Balloon catheters are being increasingly used to reach remote locations in the body of a patient. When the target is a soft tissue site, the vascular system in the region often consists of vessels of very small diameter. The vessels are also often convoluted, making many sharp twist and bends. To navigate these small tortuous vessels requires a catheter having a correspondingly small outside diameter. The predominant method for achieving small diameters is to use catheters having very thin walls. However, as the walls of a catheter get thinner, they tend to lose their torsional and longitudinal rigidity. Sufficient torsional rigidity must be maintained to permit steering of the catheter through the vessel and sufficient longitudinal rigidity must remain to allow the catheter to be advanced (i.e., pushed) through the vessel. Furthermore, thin wall tubes have a tendency to crimp or kink when bent in a small radius. This can result in the binding of guide wires within the catheter in the vessel which normally depends on prior advancement of a guide wire.
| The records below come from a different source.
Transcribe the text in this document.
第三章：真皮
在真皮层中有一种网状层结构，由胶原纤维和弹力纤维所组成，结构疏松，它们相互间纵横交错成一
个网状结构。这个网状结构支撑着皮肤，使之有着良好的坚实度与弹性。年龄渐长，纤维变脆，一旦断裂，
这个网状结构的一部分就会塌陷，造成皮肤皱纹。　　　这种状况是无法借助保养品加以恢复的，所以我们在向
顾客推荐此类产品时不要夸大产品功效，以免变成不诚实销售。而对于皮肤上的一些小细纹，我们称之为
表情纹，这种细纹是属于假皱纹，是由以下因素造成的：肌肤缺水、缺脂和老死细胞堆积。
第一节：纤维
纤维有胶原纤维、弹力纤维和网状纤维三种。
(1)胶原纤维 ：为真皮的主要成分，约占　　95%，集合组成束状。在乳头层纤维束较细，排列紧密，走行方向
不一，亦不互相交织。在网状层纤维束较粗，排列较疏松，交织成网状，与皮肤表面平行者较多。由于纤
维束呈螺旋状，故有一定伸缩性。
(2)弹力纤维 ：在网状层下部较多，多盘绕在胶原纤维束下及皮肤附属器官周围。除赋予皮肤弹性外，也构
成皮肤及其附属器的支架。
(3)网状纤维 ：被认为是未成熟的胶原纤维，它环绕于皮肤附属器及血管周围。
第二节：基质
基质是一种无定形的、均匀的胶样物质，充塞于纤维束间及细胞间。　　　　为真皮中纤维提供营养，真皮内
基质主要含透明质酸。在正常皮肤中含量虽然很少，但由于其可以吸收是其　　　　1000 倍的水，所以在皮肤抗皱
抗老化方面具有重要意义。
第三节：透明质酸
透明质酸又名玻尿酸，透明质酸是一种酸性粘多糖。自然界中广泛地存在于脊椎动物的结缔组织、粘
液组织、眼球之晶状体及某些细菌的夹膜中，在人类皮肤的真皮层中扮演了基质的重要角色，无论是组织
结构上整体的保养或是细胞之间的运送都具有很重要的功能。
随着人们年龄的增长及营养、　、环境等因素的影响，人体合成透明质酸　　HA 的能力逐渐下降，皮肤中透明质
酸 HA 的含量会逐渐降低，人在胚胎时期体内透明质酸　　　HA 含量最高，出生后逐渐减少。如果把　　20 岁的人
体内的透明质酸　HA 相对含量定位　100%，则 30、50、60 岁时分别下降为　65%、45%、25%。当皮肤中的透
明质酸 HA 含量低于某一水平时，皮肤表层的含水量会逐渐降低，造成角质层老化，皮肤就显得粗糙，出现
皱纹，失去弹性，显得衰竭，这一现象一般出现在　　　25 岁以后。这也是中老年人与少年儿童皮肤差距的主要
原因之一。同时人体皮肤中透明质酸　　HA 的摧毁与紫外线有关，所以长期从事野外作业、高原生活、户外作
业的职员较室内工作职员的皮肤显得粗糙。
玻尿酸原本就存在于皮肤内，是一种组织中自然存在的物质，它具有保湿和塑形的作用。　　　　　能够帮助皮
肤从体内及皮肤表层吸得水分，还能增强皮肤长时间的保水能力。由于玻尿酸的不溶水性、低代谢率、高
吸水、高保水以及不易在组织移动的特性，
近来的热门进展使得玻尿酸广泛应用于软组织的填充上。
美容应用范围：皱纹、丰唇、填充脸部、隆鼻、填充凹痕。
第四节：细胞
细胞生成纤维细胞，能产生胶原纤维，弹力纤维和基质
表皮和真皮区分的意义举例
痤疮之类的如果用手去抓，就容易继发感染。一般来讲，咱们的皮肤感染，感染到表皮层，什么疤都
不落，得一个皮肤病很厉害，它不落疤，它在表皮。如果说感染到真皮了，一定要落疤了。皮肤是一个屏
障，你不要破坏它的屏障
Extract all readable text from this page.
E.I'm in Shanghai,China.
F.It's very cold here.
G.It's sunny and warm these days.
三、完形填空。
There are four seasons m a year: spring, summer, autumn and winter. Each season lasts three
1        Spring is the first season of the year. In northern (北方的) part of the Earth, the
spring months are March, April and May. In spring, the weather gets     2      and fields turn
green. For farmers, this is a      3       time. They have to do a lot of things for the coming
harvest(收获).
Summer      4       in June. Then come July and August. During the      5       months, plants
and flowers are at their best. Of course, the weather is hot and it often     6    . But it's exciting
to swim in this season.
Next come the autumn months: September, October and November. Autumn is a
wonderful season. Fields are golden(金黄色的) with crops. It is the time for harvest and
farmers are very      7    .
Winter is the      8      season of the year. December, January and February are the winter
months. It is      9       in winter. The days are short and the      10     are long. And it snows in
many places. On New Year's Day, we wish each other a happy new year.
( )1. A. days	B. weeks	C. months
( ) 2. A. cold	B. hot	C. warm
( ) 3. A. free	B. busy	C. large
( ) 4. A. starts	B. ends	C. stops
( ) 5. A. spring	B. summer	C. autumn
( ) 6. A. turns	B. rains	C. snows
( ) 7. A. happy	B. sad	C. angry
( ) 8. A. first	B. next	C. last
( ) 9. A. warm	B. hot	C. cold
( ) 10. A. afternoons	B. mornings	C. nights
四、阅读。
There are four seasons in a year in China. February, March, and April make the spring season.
The problem of achieving a small tube diameter while still having sufficient torsional control and longitudinal control and kink resistance is compounded in cases where a catheter having more than one channel or tube is required, such as in the treatment of atherosclerotic lesions in the arteries of the brain, in which a balloon catheter is used that is similar to, but much smaller than, that employed for percutaneous transluminal coronary angioplasty. Such a catheter is typically composed of two tubes, an outer tube that, at or near its distal end, is in fluid communication with a balloon-like structure and an inner tube through which a guide wire or other instrumentation may be passed. The annular space between the two tubes provides a channel through which liquids can be introduced and removed to inflate and deflate the balloon.
The general approach to accommodating the need for small outside diameter catheters is to reduce the size of guide wires and the wall thickness of both tubes making up a balloon catheter. However, there are limits to the extent to which these dimensional reductions can be taken. If the diameter of the guide wire is reduced too much, the guide wire will lose its ability to effectively transmit torsional and axial (i.e., longitudinal) forces necessary to steer and advance the guide wire through tortuous vascular systems. Thus, if the diameter of the wire is to be maintained at a functional dimension, then the first impulse is to reduce overall catheter size by reducing the wall thickness of the tubular portions of the catheters.
Unfortunately, this can result in loss of cross-sectional circularity of either or both the inside and outside tubes, resulting in crimping or kinking. If the inner tube kinks, then the guide wire will become bound within the tube's lumen and can no longer be advanced through the vascular system. If the outer tube kinks, it may cause the inner tube to close down and bind the guide wire or it may constrict, even close down, the annular space between the tubes making it difficult or impossible to expand and deflate the balloon structure.
Thus, there is a need for a balloon catheter structure combining a thin overall cross-section with controlled flexibility, kink resistance and the structural strength to withstand the high pressures created during the inflation of the balloon portion of the catheter.